Tuesday, November 13, 2012

On Sundays


On Sundays, I always have the same dream. Which is only to say that it is not.  I dream of my grandma sitting in his favorite rocking chair. Reading.  That’s the way I like her to spend his time in my dreams. Once, when I had that dream on a Sunday, I was looking through a kaleidoscopic peephole and the colors and shapes were so mesmerizing that I dozed off. As I was falling asleep, I saw a piece of poetry of the approximately following content:

I have an inappropriate emotion /
Which is inappropriate to everybody else except for me /
I rid get off the emotion abovesaid want to /
And yet, when I want to, I cannot /
Makes me think I cannot feel /
Makes me think I cannot tell what appropriate is /
And what is not!

I assumed that the poetry must have been from a book or something…I heard the telephone ringing.

Hi dear…Wassup grandma! Reading a book…Cool! Tell me about it! It’s about a kid who has a dream on Sundays. Always the same dream. Which is only to say that it is not. What!? On Sundays, the kid has dreams of grandaddy who is a gangster and reads dirty comic books. But she is a gangster of a specific sort. The only gangsternalia of the poor guy is his proverbial leather jacket—the symbol of his undivided passion for birds. Bullshit, grandma, if I may! No, you can. Listen, grandma…how about I tell you that the book you are reading is a piece of shit that I fantasize of eating every morning for breakfast until I feel hunger no more, which is for a good half an hour, after which I want to devour more of that crappy thing until you tell me…Get out of here. You are my kin, but truth be told, you fucking are so full of shit. Grandma! Stop it! Tell me more about the book you are reading…

I woke up to the sound of the telephone ringing. I picked up the phone and then I woke up. I remembered that it was Sunday. And I, as always, have the same dream on Sundays. Which is only to say that it is not.  I dream about the music from the book she is reading. It might be the sound of whispering leaves. Dry, yellow, orange, golden…glimmering in their silver glory…in the reflection of quiet sunshine.  It might be the sound of an unexpected spring air amidst the conquering cold season. Such interruptions are so painfully soft that it hurts even thinking of going  for a walk in such weather. Because one would rather spend the whole day dreaming of the book that somebody’s grannie is reading.

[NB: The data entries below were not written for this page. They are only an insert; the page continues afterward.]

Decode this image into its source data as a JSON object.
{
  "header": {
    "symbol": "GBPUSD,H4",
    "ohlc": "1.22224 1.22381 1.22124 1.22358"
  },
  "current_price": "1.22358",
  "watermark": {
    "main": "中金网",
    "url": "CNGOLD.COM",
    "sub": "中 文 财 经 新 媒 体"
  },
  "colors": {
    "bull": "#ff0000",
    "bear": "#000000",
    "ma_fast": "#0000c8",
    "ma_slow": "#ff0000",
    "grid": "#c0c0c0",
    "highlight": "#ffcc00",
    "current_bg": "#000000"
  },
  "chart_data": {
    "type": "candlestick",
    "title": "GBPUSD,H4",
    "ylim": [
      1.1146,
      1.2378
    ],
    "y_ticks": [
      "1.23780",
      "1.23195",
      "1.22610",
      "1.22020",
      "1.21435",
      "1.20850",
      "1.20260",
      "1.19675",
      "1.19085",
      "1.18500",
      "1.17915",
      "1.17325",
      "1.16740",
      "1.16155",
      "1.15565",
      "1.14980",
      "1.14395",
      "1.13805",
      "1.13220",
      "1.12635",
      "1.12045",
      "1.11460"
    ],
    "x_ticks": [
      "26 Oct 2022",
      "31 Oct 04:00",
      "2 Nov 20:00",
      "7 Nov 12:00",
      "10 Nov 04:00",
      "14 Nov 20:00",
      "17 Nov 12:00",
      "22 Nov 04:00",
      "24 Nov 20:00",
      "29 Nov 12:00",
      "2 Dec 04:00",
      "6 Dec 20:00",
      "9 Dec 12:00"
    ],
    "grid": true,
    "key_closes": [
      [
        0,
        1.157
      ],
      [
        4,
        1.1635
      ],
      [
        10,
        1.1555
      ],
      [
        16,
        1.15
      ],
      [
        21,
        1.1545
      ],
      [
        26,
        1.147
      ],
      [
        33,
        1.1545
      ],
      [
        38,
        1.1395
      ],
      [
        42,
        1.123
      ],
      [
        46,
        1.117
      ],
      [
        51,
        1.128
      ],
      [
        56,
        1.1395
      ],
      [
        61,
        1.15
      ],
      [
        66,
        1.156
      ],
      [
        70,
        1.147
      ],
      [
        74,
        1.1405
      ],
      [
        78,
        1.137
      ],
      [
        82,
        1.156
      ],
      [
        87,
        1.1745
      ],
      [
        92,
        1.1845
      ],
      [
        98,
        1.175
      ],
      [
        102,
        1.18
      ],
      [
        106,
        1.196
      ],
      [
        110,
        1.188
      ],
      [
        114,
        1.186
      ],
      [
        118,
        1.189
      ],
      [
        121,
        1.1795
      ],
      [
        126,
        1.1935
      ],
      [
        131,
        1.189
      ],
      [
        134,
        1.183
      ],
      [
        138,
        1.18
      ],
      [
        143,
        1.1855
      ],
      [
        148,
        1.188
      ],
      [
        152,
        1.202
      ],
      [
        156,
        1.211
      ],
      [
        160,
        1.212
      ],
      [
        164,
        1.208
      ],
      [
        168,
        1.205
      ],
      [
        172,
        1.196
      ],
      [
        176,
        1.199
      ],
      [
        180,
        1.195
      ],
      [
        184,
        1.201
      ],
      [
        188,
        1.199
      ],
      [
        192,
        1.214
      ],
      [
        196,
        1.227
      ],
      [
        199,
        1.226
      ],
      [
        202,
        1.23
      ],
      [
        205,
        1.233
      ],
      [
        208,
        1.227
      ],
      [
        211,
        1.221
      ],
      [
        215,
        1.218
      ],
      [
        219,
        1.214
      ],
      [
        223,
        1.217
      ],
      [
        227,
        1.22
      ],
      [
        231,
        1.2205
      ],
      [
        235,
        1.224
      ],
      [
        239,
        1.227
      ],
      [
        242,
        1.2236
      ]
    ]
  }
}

And then I wake up to the phone ringing. I pick up the phone.

The book is pretty much about my constant feeling of having inadequate emotions and wanting them to dissipate. The moment I decide it to be my wish, the wish defies itself and I wish my feelings were not something I want to detach myself from. Wow! I know. I was like…how can you want and do not want to feel something at the same time? It’s not exactly how you understand it. The book is about maps. Maps of paths, streams, isles, and more. They are almost invisible. Because they are merely meandering between greater spatial chunks. Paths become streams when they are threatened. Streams become isles when they are endangered. They meander between greater spatial chunks. Geography of time eats the language of spatial temporality. The pathstreamsisles know no such language.

How can you want and do not want to feel something at the same time? Oh, do shut up. Don’t you tell me what to fucking do! I won’t.  The phone is ringing. I won’t answer! That’s right!!

I might like to have coffee and a cigarette for breakfast. You might prefer bacon and eggs. I might feel fulfilled if I spend the whole warm afternoon walking through the vistas from my dreams. You might prefer jogging. I might find it most rewarding if I can spend three rainy days in complete isolation crying because I don’t understand my own dreams. You might think tears are repellent. I might live in a memory of my own unwritten poetry. You may think that if it’s unwritten, it’s not poetry. I might not want to try to explain it. I don’t care what somebody prefers to how I like things to be. I just have to figure out how to hard headedly persevere in unwillingness.